After living in Paris for many years, he moved to New York as an illegal immigrant with his wife, Jeanne-Claude, between 1964 and 1967, after which he became a green card and citizen in 1973. she opened her arms to him, he was stateless for 17 years. Freedom meant something. America was also an idea.

This isn’t the first time Christo has wrapped a Parisian icon. In 1985, after many years of battling the authorities for permission (he was an expert in the bureaucratic war of attrition often necessary to achieve his goals), the artist Pont Neuf and 44 streetlights on the bridge in a sandstone-coloured fabric. Its installation was visited by three million visitors over its two-week lifetime.

Permission to pack the Arc de Triomphe, a project sponsored by Macron and Paris mayor Anne Hidalgo, came faster – even if those hawks and Covid make life difficult. Engineer Roger said that from July 15, teams were working in shifts 24 hours a day to do the preparatory work.

The belt was only partially covered with fabric once before. In 1885, on the occasion of the funeral of the beloved poet and writer Victor Hugo, a large black shroud was hung from the monument. More than two million people attended the funeral, which led from the Arc de Triomphe to the Pantheon where Hugo was buried.

Christo loved Paris.
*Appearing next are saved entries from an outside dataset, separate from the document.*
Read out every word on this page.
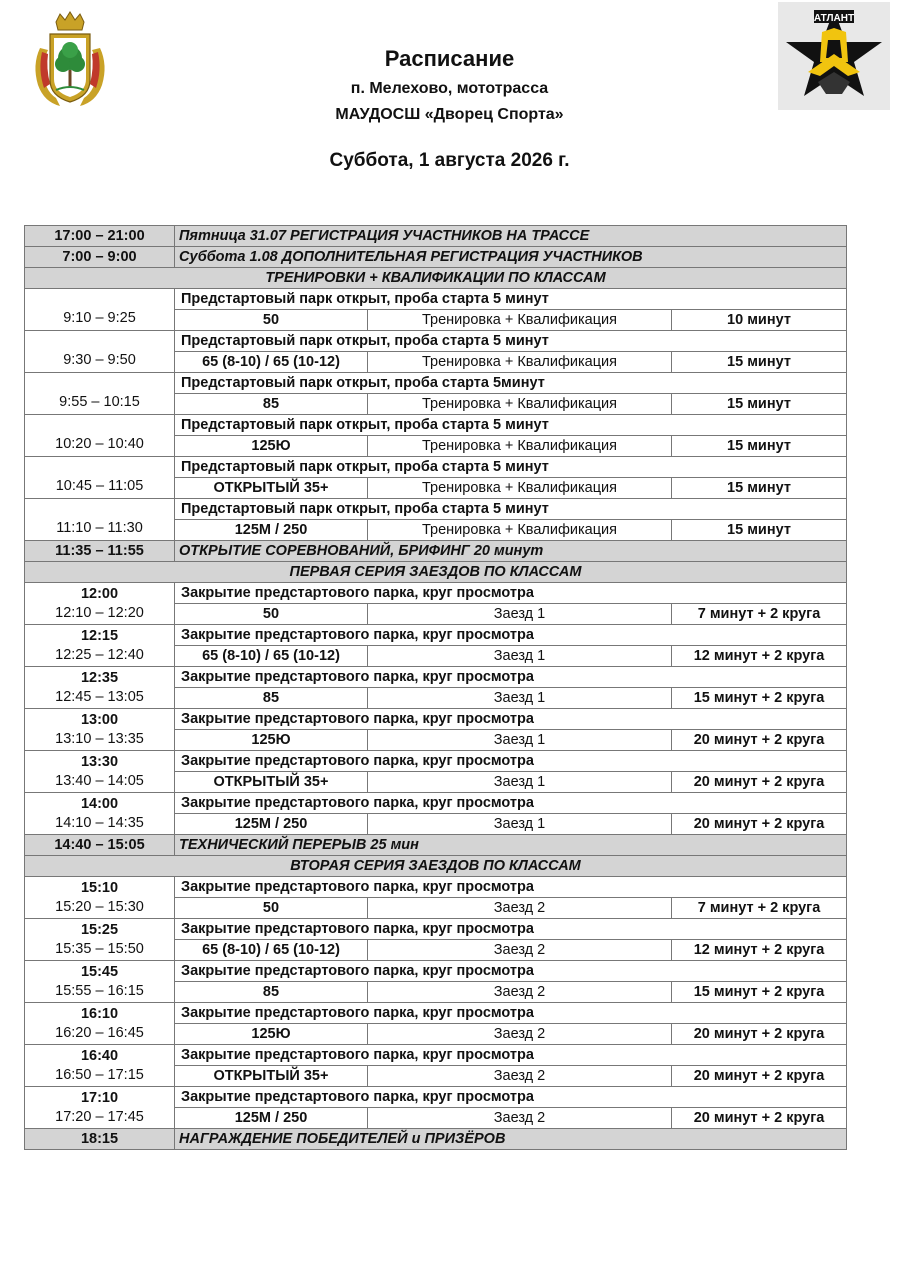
АТЛАНТ
Расписание
п. Мелехово, мототрасса
МАУДОСШ «Дворец Спорта»
Суббота, 1 августа 2026 г.
17:00 – 21:00	Пятница 31.07 РЕГИСТРАЦИЯ УЧАСТНИКОВ НА ТРАССЕ		
7:00 – 9:00	Суббота 1.08 ДОПОЛНИТЕЛЬНАЯ РЕГИСТРАЦИЯ УЧАСТНИКОВ		
ТРЕНИРОВКИ + КВАЛИФИКАЦИИ ПО КЛАССАМ			

9:10 – 9:25	Предстартовый парк открыт, проба старта 5 минут		
	50	Тренировка + Квалификация	10 минут

9:30 – 9:50	Предстартовый парк открыт, проба старта 5 минут		
	65 (8-10) / 65 (10-12)	Тренировка + Квалификация	15 минут

9:55 – 10:15	Предстартовый парк открыт, проба старта 5минут		
	85	Тренировка + Квалификация	15 минут

10:20 – 10:40	Предстартовый парк открыт, проба старта 5 минут		
	125Ю	Тренировка + Квалификация	15 минут

10:45 – 11:05	Предстартовый парк открыт, проба старта 5 минут		
	ОТКРЫТЫЙ 35+	Тренировка + Квалификация	15 минут

11:10 – 11:30	Предстартовый парк открыт, проба старта 5 минут		
	125М / 250	Тренировка + Квалификация	15 минут
11:35 – 11:55	ОТКРЫТИЕ СОРЕВНОВАНИЙ, БРИФИНГ 20 минут		
ПЕРВАЯ СЕРИЯ ЗАЕЗДОВ ПО КЛАССАМ			

12:00
12:10 – 12:20	Закрытие предстартового парка, круг просмотра		
	50	Заезд 1	7 минут + 2 круга

12:15
12:25 – 12:40	Закрытие предстартового парка, круг просмотра		
	65 (8-10) / 65 (10-12)	Заезд 1	12 минут + 2 круга

12:35
12:45 – 13:05	Закрытие предстартового парка, круг просмотра		
	85	Заезд 1	15 минут + 2 круга

13:00
13:10 – 13:35	Закрытие предстартового парка, круг просмотра		
	125Ю	Заезд 1	20 минут + 2 круга

13:30
13:40 – 14:05	Закрытие предстартового парка, круг просмотра		
	ОТКРЫТЫЙ 35+	Заезд 1	20 минут + 2 круга

14:00
14:10 – 14:35	Закрытие предстартового парка, круг просмотра		
	125М / 250	Заезд 1	20 минут + 2 круга
14:40 – 15:05	ТЕХНИЧЕСКИЙ ПЕРЕРЫВ 25 мин		
ВТОРАЯ СЕРИЯ ЗАЕЗДОВ ПО КЛАССАМ			

15:10
15:20 – 15:30	Закрытие предстартового парка, круг просмотра		
	50	Заезд 2	7 минут + 2 круга

15:25
15:35 – 15:50	Закрытие предстартового парка, круг просмотра		
	65 (8-10) / 65 (10-12)	Заезд 2	12 минут + 2 круга

15:45
15:55 – 16:15	Закрытие предстартового парка, круг просмотра		
	85	Заезд 2	15 минут + 2 круга

16:10
16:20 – 16:45	Закрытие предстартового парка, круг просмотра		
	125Ю	Заезд 2	20 минут + 2 круга

16:40
16:50 – 17:15	Закрытие предстартового парка, круг просмотра		
	ОТКРЫТЫЙ 35+	Заезд 2	20 минут + 2 круга

17:10
17:20 – 17:45	Закрытие предстартового парка, круг просмотра		
	125М / 250	Заезд 2	20 минут + 2 круга
18:15	НАГРАЖДЕНИЕ ПОБЕДИТЕЛЕЙ и ПРИЗЁРОВ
It was its second city, along with New York. “I miss the excitement of my uncle, he used to jump around!” said Yavachev. It has been a difficult year for the French capital, where curfews are frequently imposed due to the pandemic, and restaurants and cafes, which are the connective tissue of the city, have been closed for a long time. So “L’Arc de Triomphe, Wrapped” feels like a liberating moment, a massive piece of public art that huge crowds would flock to.

“Christo makes us suffocate, poke, talk,” Hidalgo said. “Paris, echoed by his ephemeral work, plays with the sky and light.”
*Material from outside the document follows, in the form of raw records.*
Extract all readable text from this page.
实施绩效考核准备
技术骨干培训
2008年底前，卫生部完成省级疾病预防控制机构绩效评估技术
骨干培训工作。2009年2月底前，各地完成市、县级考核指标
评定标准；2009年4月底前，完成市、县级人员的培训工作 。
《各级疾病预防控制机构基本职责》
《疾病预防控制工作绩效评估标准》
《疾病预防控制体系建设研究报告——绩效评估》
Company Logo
A few years before he died, I met Christo in Doha, Qatar. During a 45-minute interview, he refused to sit down and spoke with irrepressible vigor. Eat less, she advised, to channel energy (in her case, garlic yogurt for breakfast, then until dinner). Decide what you want – the hard part – and apply yourself to that goal without compromise. He was so determined that a posthumous study in Paris, which Yavachev describes as his uncle’s spirit “everywhere around me”, bore fruit.
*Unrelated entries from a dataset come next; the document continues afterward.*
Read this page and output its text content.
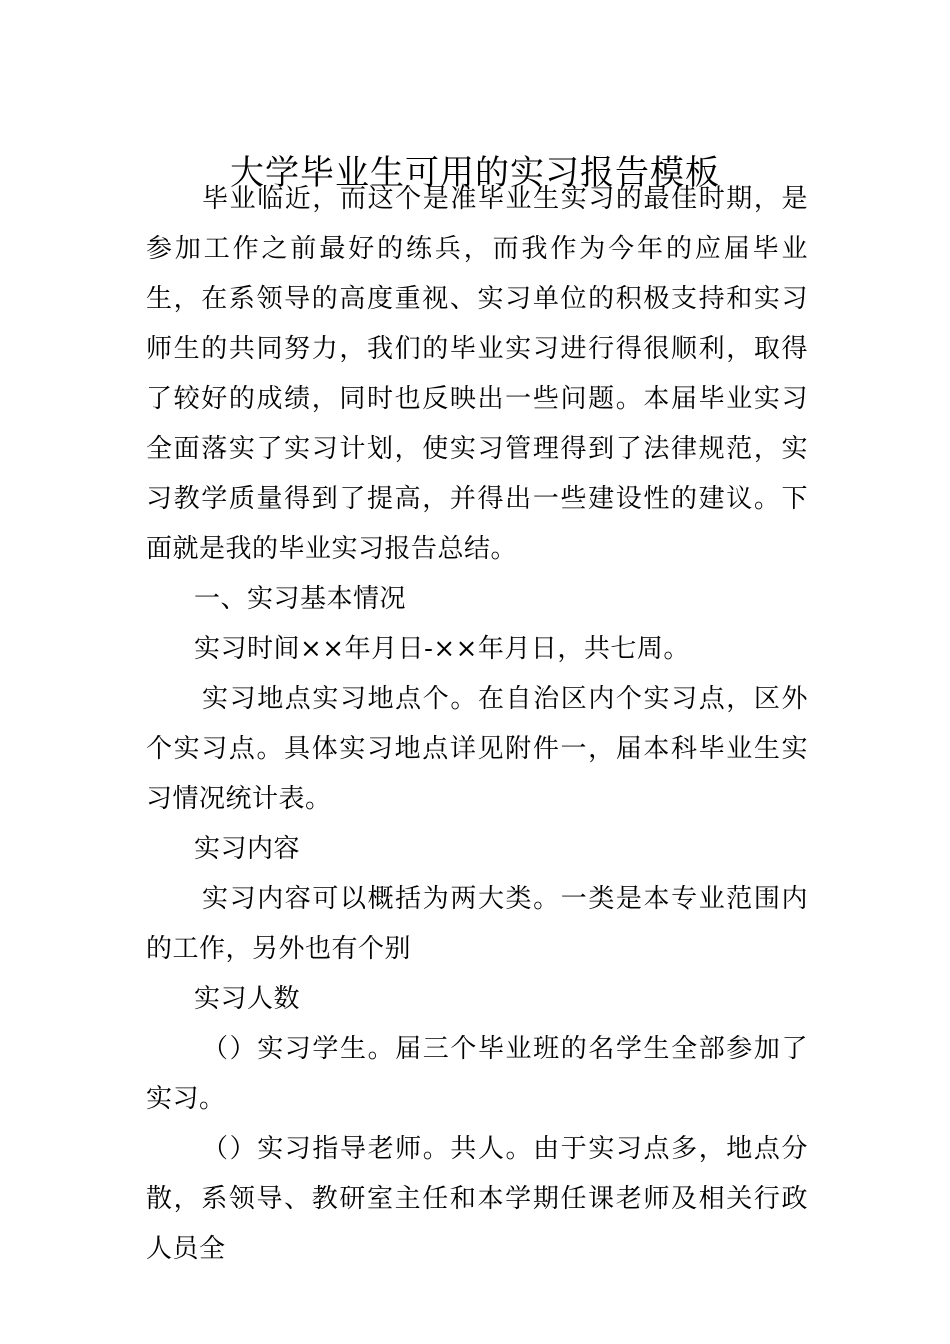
大学毕业生可用的实习报告模板

毕业临近，而这个是准毕业生实习的最佳时期，是参加工作之前最好的练兵，而我作为今年的应届毕业生，在系领导的高度重视、实习单位的积极支持和实习师生的共同努力，我们的毕业实习进行得很顺利，取得了较好的成绩，同时也反映出一些问题。本届毕业实习全面落实了实习计划，使实习管理得到了法律规范，实习教学质量得到了提高，并得出一些建设性的建议。下面就是我的毕业实习报告总结。

一、实习基本情况

实习时间××年月日-××年月日，共七周。

实习地点实习地点个。在自治区内个实习点，区外个实习点。具体实习地点详见附件一，届本科毕业生实习情况统计表。

实习内容

实习内容可以概括为两大类。一类是本专业范围内的工作，另外也有个别

实习人数

（）实习学生。届三个毕业班的名学生全部参加了实习。

（）实习指导老师。共人。由于实习点多，地点分散，系领导、教研室主任和本学期任课老师及相关行政人员全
The Arc de Triomphe is versatile. It began life as a monument to military victory. The names of Napoleon’s great battles are engraved on it. It was a tribute to a victorious emperor. But war is also a terrible loss, as the 20th century has shown. In 1920, two years after the First World War, the tomb of the unknown soldier was placed under the arch. It reads “A French soldier who died for the Fatherland 1914-1918”. An eternal flame burns.

The presence of the tomb made it impossible for military parades to pass under the arch, as if declaring the war was futile.

During the project, the tomb was meticulously respected. Every evening at 18:30, those who tended to the flames succeeded in completing their mission. “The unknown soldier has been in his shroud for 100 years,” one of them told reporters on Thursday. Christo left us early and is now in his shroud. And I believe this temporary cover is telling us that the belt has been rolled up, but you’ll see it again soon – so there’s a kind of unity around us.”

The wrapped Arc de Triomphe – light, breathing, shimmering – certainly speaks of anything but war. After completing a project, Christo said, “We did it!” he liked to say. Yes, he even did it from beyond the grave. Freedom is also a violent act of imagination.